This morning I came across an old press cutting, hidden inside a book I hadn’t opened for years. It is from the Times of April 30, 1931 and reports a speech that G. K. Chesterton gave to a meeting of the Council for the Preservation of Rural England. In the talk GKC waxes eulogistic about the beauty of villages in general and the beauty of the village inn in particular, comparing them favourably to the unhealthy attitude towards drinking in the United States. Here are a few highlights:

 

Chesterton described the English village as a “very ancient, European and Christian thing” that deserved to be defended. “The English village was a relic: it was even a miraculous relic, like the relic of a great saint.” Those who defended the village were not guarding stones, but jewels.
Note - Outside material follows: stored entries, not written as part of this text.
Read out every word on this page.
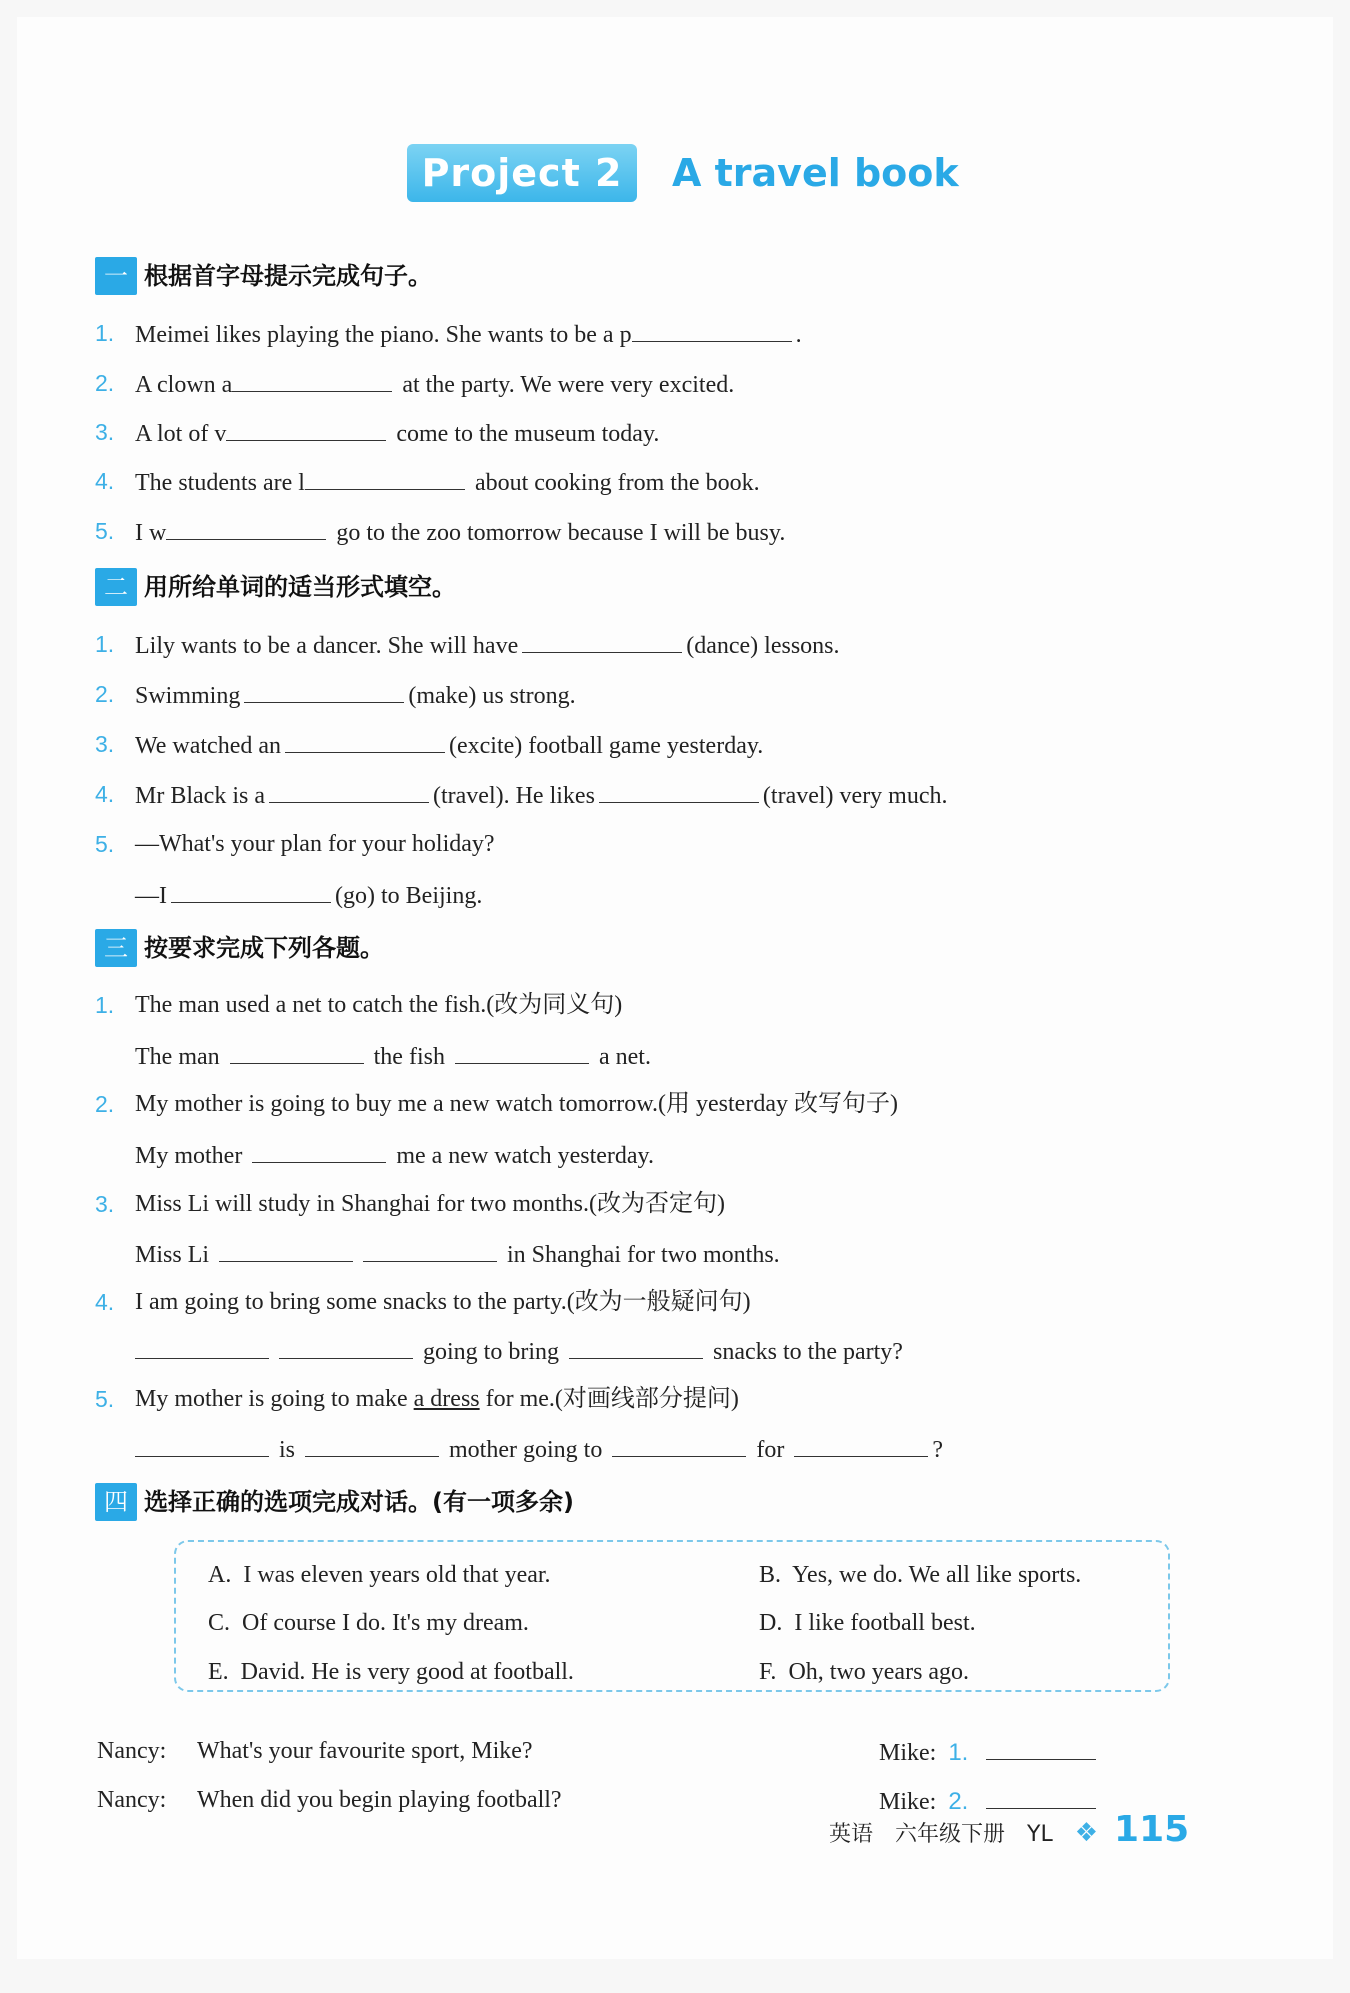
Project 2	A travel book
一 根据首字母提示完成句子。
1. Meimei likes playing the piano. She wants to be a p	.
2. A clown a	at the party. We were very excited.
3. A lot of v	come to the museum today.
4. The students are l	about cooking from the book.
5. I w	go to the zoo tomorrow because I will be busy.
二 用所给单词的适当形式填空。
1. Lily wants to be a dancer. She will have	(dance) lessons.
2. Swimming	(make) us strong.
3. We watched an	(excite) football game yesterday.
4. Mr Black is a	(travel). He likes	(travel) very much.
5. —What's your plan for your holiday?
—I	(go) to Beijing.
三 按要求完成下列各题。
1. The man used a net to catch the fish.(改为同义句)
The man	the fish	a net.
2. My mother is going to buy me a new watch tomorrow.(用 yesterday 改写句子)
My mother	me a new watch yesterday.
3. Miss Li will study in Shanghai for two months.(改为否定句)
Miss Li	in Shanghai for two months.
4. I am going to bring some snacks to the party.(改为一般疑问句)
going to bring	snacks to the party?
5. My mother is going to make a dress for me.(对画线部分提问)
is	mother going to	for	?
四 选择正确的选项完成对话。(有一项多余)
A. I was eleven years old that year.	B. Yes, we do. We all like sports.
C. Of course I do. It's my dream.	D. I like football best.
E. David. He is very good at football.	F. Oh, two years ago.
Nancy: What's your favourite sport, Mike?	Mike: 1.
Nancy: When did you begin playing football?	Mike: 2.
英语 六年级下册 YL ❖ 115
Those who had seen an English village “mingle naturally with the fields and the trees … had a feeling that if they ever went to Paradise, or to some ultimate home of the human soul, it would be something like a human village … The naturalness of the inn, of the cross-roads, of the market cross … were a very precious possession.”

 

By contrast, Chesterton described the average American town or village as “an eyesore to anybody of European tradition and instincts”. A European visitor to one of these villages “would first see yellow tin advertisments, then tin buildings, then thin wooden buildings all plastered with advertisements, then frameworks of lead and glass and tin called shops … It was shocking that … European and Christian civilization had spread over the whole of that gigantic continent and had never produced anything like a village that was fit to look at.”

 

Bearing in mind that the United States was still under the oppression of Prohibition at the time, his comments about the unhealthy impact of the ban on fermented and distilled beverages is of particular interest: “There were no inns in America; there was plenty of drink – far too much.There was a vast amount of dangerous drink in America … It was not normal to any society that girls of 16 going out to enjoy themselves at a little dance should expect to drink practically raw alcohol out of a flask”. Referring to the replacement of healthy beverages, such as ale and wine, with unhealthy bootleg liquor, Chesterton observed that “unhappy American citizens occasionally indulged in total abstinence, but mostly in bad whisky”.